The "Rat" Plan
What's with this Kodiak Daily Mirror story about rationalization? SB 113 possibly still allows allocation to the “seafood processing” sector as a co-op or association or some other entity, effectively taking the resource out of the independent fishermen’s reach.
Picture of my old stomping grounds: the Alaska State Office Building, affectionately referred to as the S.O.B.
What if a group of fishermen, say all the fishermen in an RSDA region, got their association going and got a processing plant or two or three? I just hope there was and is going to be plenty of public input on all these "rationalization" plans to hear what EVERYONE is planning. I know that the big trawl and shore-based companies have "government affairs" people on staff. And I hear that independent fishermen, for the most part, are not computer users.
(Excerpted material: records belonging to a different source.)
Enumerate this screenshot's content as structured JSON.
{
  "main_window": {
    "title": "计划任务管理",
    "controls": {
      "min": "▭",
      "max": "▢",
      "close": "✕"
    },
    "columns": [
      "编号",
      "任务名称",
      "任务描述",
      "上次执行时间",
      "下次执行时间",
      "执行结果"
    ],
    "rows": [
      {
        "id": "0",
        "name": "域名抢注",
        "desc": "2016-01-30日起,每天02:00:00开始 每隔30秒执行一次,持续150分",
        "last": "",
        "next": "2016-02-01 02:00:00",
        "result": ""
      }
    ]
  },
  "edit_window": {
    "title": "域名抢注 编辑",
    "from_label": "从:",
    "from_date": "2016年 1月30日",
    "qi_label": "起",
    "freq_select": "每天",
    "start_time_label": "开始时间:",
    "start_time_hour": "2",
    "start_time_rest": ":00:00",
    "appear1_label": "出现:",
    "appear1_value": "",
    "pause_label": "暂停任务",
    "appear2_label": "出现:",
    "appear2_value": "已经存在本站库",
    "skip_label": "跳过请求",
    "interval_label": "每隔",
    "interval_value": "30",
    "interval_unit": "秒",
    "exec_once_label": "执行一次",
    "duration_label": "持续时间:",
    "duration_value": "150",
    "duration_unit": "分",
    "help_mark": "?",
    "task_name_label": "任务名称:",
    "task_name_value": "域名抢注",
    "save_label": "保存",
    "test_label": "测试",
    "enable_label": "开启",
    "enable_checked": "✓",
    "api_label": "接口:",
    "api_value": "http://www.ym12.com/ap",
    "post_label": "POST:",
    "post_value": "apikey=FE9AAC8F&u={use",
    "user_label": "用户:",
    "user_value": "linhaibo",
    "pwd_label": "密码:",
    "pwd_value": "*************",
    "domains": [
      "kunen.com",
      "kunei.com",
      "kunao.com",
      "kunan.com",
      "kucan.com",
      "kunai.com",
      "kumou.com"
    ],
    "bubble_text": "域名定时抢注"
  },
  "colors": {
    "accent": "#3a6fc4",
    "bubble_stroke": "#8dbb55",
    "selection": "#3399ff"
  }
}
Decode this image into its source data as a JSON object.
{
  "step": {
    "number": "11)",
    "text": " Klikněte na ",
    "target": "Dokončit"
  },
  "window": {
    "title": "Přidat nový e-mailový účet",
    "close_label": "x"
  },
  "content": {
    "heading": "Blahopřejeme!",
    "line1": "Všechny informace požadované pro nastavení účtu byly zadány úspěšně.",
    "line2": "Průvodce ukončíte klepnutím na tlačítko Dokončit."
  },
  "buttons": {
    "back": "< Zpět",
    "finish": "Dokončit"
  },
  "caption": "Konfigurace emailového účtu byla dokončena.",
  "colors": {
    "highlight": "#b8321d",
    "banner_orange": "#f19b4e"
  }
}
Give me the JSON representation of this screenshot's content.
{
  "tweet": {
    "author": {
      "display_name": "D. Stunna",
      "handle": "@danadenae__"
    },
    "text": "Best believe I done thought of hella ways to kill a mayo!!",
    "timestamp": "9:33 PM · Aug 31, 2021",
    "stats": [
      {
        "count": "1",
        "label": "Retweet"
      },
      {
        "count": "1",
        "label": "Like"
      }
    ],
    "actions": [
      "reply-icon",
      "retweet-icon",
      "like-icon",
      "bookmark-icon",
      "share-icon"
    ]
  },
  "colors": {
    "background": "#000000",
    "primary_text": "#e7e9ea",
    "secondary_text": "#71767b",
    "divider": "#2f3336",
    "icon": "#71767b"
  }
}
So, go figure who is getting heard in the halls of various capitols. My blog traffic is always heavier in the time-zone somewhat east of Alaska. It's just a fact of life. If the writer of the above article needs more information on rationalization, he can just start a Google search on it and have the results come to his e-mail. And it will be world-wide, not just North American. But search other similar words too, like revitalization, and anything else in Roget"s Thesaurus.
I've found some awesome "association" concepts around the world this way. The Kodiak Daily Mirror writer, and all stakeholders, should want the best framework possible. Just ask the right questions. When I was championing the seafood development association concept in the early '90s, an aide who had worked in a cannery one summer wrote the bill to get it going. You can guess how far that went.